La procura di Palermo ha chiesto il rinvio a giudizio per concorso in associazione mafiosa per il ministro per le Politiche agricole, Saverio Romano. La richiesta di rinvio a giudizio per il ministro è firmata dal pm Nino Di Matteo e dall'aggiunto Ignazio De Francisci. Entro le prossime 48 ore il gup fisserà la data per l'udienza preliminare. Secondo i magistrati, Romano avrebbe mantenuto «rapporti diretti o mediati» con esponenti di spicco dell'organizzazione al fine di trarne sostegno elettorale. Entro le prossime 48 ore il gup fisserà la data per l'udienza preliminare. Come si ricorderà, sulle vicende giudiziarie di Saverio Romano lo stesso Presidente della Repubblica Giorgio Napolitano, prima di firmarne la nomina ministeriale, aveva invitato a riflettere e valutare.

L'opposizione chiede le dimissioni
Le opposizioni (Pd, Idv, Sel, Federazione delle Sinistre) hanno chiesto in coro le sue dimissioni e sollecitato Lega e Pdl a fare altrettanto, ricordando in particolare ad Angelino Alfano al suo impegno a favore del "partito degli onesti", Futuro e Libertà, la formazione del presidente della camera Gianfranco Fini ha preannunciato che, in assenza di dimissioni spontanee, sarà da loro depositata una mozione di sfiducia individuale nei confronti del ministro. «Nella settimana che ci avvicina alla commemorazione del sacrificio di Paolo Borsellino è intollerabile che il Governo italiano abbia al suo interno un ministro imputato di concorso esterno in associazione mafioso», ha detto il vicepresidente finiano dell'antimafia Fabio Granata, preannunciando la mozione.

Critiche da Fini: lasci
La permanenza di Saverio Romano al governo non è un problema di «incompatibilità, ma di opportunità». Problema analogo a quello che riguarda Marco Milanese e Alfonso Papa, per i quali è stata chiesta l'autorizzazione alle Camere. Così il presidente della Camera, Gianfranco Fini, ha commentato oggi in conferenza stampa la richiesta di rinvio a giudizio del ministro delle Politiche agricole per concorso esterno in associazione mafiosa. «Non so come si comporterà Alfano in alcune vicende - ha aggiunto Fini - come quelle delle due richieste di arresto» per Alfonso Papa e Marco Milanese, ma per loro vale «lo stesso problema di opportunità che riguarda la richiesta di rinvio a giudizio per un reato inquietante» che riguarda il ministro Romano.
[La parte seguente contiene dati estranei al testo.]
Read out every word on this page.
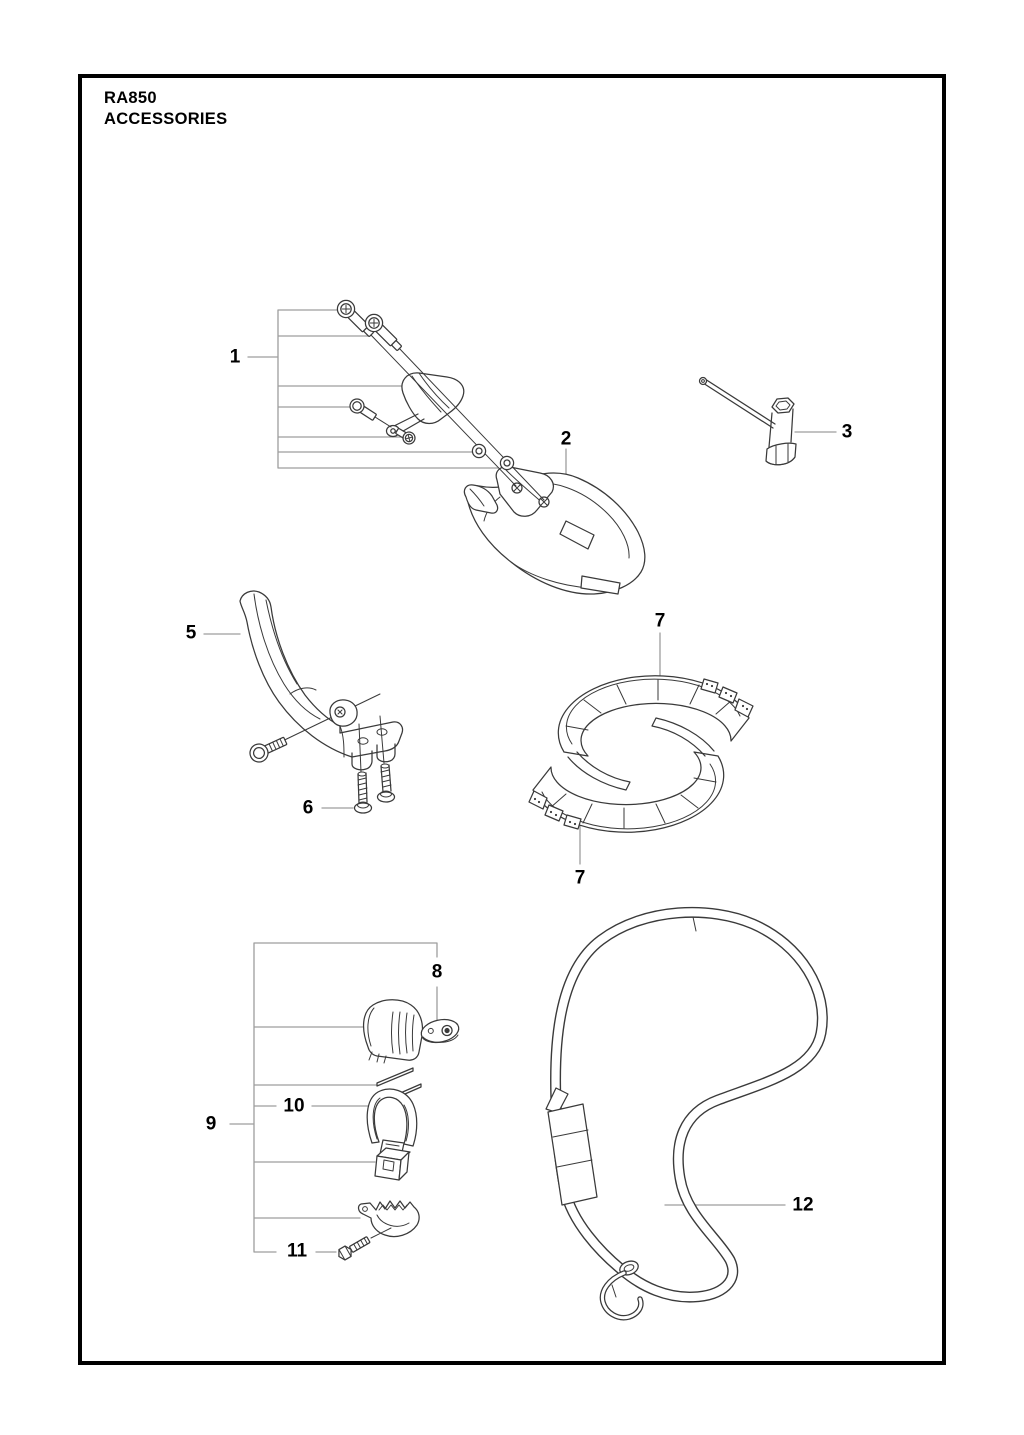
RA850
ACCESSORIES
1
2	3
5
6
7
7
8
9
10
11
12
Fini ha comunque augurato al neosegretario del Pdl di fare del «Popolo della libertà il partito degli onesti».

Romano: ritorsione politica
La risposta di Romano non si è fatta attendere. Il ministro resta «a testa alta» nel Governo Berlusconi e si considera «vittima di una ritorsione politica» per «aver salvato con il mio voto a dicembre, insieme ad altri colleghi, la maggioranza e il governo». E intende «tutelare in ogni sede giudiziaria e politica» il proprio buon nome, denunciando «ad alta voce la strumentalità non dell'atteggiamento delle opposizioni, che hanno tutto il diritto di chiedere le mie dimissioni, se lo ritengono» ma dell'«intervento a gamba tesa in una vicenda squisitamente politica da parte del presidente della Camera Gianfranco Fini, perché a oggi - ha affermato - di inopportuno c'e' solo l'intervento della stessa persona che a dicembre, spogliandosi della terzietà che impone il rivestire la terza carica dello Stato, ha raccolto le firme per far cadere il Governo».

L'attacco di Di Pietro
Su Romano parte all'attacco anche Di Pietro. «È inconcepibile e inaccettabile che al governo ci sia una persona nei cui confronti sia stata disposta una richiesta di rinvio a giudizio per gravi fatti di mafia. Noi dell'Idv - prosegue - insistiamo che nel caso specifico del ministro Romano, e più in generale, si stabilisca come codice etico che tutti coloro che sono rinviati a giudizio prima debbano farsi giudicare e solo dopo potranno assumere incarichi di governo».
Di Pietro ha annunciato un'iniziativa parlamentare «che abbia la forza di una mozione di sfiducia, in modo da stabilire una volta per tutte chi in Parlamento voglia rendersi complice di questa anomalia tutta italiana che dà la possibilità a uomini delle istituzioni di nascondersi dietro il loro ruolo, invece di rispondere ai giudici».